Influenza virus PCR
TEST DESCRIPTION
Detection of influenza A and B viruses by reverse-transcription polymerase chain reaction (RT-PCR) in patients with respiratory illness. Using the Centers for Disease Control and Prevention (CDC) Influenza PCR protocol, the following viruses are detected:
- Influenza A, subtypes pandemic H1, H3, H5*, H7*
- Influenza B
*If meeting the clinical and epidemiologic criteria for testing suspect A/H5 and/or A/H7 specimens.
Methodology
RT-PCR
Reference range
Negative
TEST FREQUENCY & RESULT AVAILABILITY
Performed Monday, Wednesday, and Friday.
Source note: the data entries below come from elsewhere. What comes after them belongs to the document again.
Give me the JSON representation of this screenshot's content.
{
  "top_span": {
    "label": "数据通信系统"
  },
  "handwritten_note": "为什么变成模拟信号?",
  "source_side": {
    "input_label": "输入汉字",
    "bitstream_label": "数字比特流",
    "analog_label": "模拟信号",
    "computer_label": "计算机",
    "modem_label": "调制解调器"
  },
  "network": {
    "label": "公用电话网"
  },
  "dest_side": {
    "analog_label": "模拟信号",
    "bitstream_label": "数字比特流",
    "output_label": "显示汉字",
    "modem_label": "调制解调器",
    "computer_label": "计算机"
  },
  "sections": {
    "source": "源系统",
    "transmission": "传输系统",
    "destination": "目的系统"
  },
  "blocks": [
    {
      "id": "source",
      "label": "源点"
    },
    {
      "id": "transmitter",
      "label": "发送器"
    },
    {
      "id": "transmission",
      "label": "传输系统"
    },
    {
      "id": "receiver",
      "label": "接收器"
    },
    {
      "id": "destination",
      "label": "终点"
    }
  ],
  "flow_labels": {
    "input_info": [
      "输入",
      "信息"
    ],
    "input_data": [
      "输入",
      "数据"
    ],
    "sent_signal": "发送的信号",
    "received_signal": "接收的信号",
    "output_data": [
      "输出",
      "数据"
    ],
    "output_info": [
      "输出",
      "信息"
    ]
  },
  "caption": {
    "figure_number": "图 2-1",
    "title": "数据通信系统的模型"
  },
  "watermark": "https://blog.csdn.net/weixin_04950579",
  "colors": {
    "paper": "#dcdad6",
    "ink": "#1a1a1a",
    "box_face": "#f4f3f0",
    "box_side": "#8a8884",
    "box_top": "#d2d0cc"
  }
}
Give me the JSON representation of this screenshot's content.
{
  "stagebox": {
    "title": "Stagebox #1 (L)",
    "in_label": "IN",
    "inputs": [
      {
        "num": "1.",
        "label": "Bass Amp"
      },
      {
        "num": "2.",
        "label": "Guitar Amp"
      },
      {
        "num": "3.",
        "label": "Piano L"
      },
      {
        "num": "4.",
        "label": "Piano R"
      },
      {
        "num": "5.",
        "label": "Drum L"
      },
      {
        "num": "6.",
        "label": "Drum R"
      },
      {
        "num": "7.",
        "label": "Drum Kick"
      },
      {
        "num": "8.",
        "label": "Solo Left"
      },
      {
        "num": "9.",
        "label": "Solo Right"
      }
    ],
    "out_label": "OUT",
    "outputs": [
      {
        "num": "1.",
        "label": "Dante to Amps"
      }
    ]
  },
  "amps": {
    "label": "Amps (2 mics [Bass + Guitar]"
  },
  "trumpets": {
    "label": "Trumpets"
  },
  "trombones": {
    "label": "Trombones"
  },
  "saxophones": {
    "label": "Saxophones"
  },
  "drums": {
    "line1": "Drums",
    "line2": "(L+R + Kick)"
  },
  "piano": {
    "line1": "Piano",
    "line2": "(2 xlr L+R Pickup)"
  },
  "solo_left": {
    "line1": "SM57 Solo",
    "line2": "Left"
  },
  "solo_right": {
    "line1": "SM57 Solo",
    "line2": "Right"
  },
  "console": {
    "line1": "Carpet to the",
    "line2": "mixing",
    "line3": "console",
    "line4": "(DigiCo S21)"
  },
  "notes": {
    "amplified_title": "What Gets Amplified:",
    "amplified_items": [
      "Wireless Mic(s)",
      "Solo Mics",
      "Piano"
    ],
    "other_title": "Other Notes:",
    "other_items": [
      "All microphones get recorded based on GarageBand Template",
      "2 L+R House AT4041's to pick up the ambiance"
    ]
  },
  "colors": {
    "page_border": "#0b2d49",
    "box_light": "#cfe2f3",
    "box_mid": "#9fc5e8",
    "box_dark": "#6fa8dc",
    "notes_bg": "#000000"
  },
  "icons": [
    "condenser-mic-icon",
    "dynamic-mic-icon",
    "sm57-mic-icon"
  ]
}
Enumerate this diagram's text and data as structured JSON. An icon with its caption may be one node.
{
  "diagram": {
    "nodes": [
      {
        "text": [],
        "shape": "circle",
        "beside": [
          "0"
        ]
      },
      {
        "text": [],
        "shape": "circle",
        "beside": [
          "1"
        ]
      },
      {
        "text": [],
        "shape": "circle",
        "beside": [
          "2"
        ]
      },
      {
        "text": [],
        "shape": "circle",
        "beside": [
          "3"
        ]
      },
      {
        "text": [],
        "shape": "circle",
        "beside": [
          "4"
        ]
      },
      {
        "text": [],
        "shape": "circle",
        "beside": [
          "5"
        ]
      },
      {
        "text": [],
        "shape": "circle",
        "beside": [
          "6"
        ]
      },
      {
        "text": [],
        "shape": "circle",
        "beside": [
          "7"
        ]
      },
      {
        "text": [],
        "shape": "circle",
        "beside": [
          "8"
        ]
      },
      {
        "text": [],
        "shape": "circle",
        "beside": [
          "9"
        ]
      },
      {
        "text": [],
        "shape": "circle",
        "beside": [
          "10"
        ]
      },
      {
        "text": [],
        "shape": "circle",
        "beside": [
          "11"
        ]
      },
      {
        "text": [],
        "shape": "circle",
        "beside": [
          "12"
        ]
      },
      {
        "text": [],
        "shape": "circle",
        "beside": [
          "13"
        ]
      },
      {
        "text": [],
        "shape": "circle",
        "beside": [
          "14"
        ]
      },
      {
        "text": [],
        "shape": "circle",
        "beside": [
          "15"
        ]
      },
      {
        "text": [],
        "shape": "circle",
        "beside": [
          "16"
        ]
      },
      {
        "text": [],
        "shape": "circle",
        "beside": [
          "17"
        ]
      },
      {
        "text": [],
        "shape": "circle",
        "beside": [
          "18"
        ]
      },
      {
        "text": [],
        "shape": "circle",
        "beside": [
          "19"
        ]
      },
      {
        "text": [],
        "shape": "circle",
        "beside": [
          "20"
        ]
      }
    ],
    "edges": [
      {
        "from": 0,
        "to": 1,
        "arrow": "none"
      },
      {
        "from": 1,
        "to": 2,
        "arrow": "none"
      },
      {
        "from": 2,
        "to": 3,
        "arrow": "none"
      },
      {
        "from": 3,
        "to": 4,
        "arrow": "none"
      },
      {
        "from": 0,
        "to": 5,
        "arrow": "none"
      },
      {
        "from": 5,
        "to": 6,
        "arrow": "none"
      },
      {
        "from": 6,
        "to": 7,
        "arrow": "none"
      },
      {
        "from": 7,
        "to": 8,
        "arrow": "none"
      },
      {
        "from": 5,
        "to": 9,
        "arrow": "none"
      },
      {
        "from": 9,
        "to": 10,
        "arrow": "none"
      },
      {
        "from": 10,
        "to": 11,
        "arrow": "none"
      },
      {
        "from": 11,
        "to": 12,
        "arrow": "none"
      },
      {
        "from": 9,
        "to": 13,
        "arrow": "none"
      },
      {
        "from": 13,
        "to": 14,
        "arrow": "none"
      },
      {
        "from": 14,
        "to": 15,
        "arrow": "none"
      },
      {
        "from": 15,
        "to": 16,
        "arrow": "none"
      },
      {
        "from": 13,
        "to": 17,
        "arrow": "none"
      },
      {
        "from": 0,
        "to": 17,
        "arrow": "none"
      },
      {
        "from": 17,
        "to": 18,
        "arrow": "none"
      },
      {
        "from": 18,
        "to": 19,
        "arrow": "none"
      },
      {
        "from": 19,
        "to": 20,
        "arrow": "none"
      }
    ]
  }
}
Results are typically available two business days after specimen receipt.
ACCEPTABLE SPECIMEN TYPES AND COLLECTION
- Preferred: Nasopharyngeal swab in viral transport medium (VTM)
- Nasal swab in VTM
- Throat swab in VTM
- Nasal wash in VTM
- Bronchial wash or lavage
- Tracheal aspirates
- Sputum
- Detailed collection instructions appear below
SPECIMEN STORAGE
Store refrigerated (2°C–8°C/35.6°F–46.4°F) for up to 72 hours.
SPECIMEN TRANSPORT
Shipping conditions should follow the temperature and time requirements outlined above.
REJECTION CRITERIA
- Holding time greater than 72 hours
- Specimen container not labeled
- Specimen container has leaked or is not sealed properly
- Swab specimens that are missing the swab, contain multiple swabs, or contain the wrong swab
CODES
CPT: 87501
LOINC: 48509-4
Test code: 50001
TEST FEE
Refer to the current fee schedule.
DETAILED SPECIMEN COLLECTION INSTRUCTIONS
- Collect respiratory specimens during acute phase of illness
- Nasopharyngeal swab in VTM
- Ask the patient to blow their nose to clear their nasal passage and tilt the patient’s head backwards.
- Swiftly insert the small swab into one nostril straight back (not upwards) at a depth equal to distance from nostrils to outer opening of the ear (see image).
- Firmly rotate the swab up to 5 times and hold in place for 5-10 seconds to collect epithelial cells.
- Repeat with the other nostril using the same swab.
- Snap the swab at the scored breakpoint line; place swab into VTM tube; close the tube tightly and place in a biohazard bag.
- Nasal swab in VTM
- Tilt patient’s head back 70 degrees.
- While gently rotating the swab, insert swab less than one inch into nostril (until resistance is met at turbinates).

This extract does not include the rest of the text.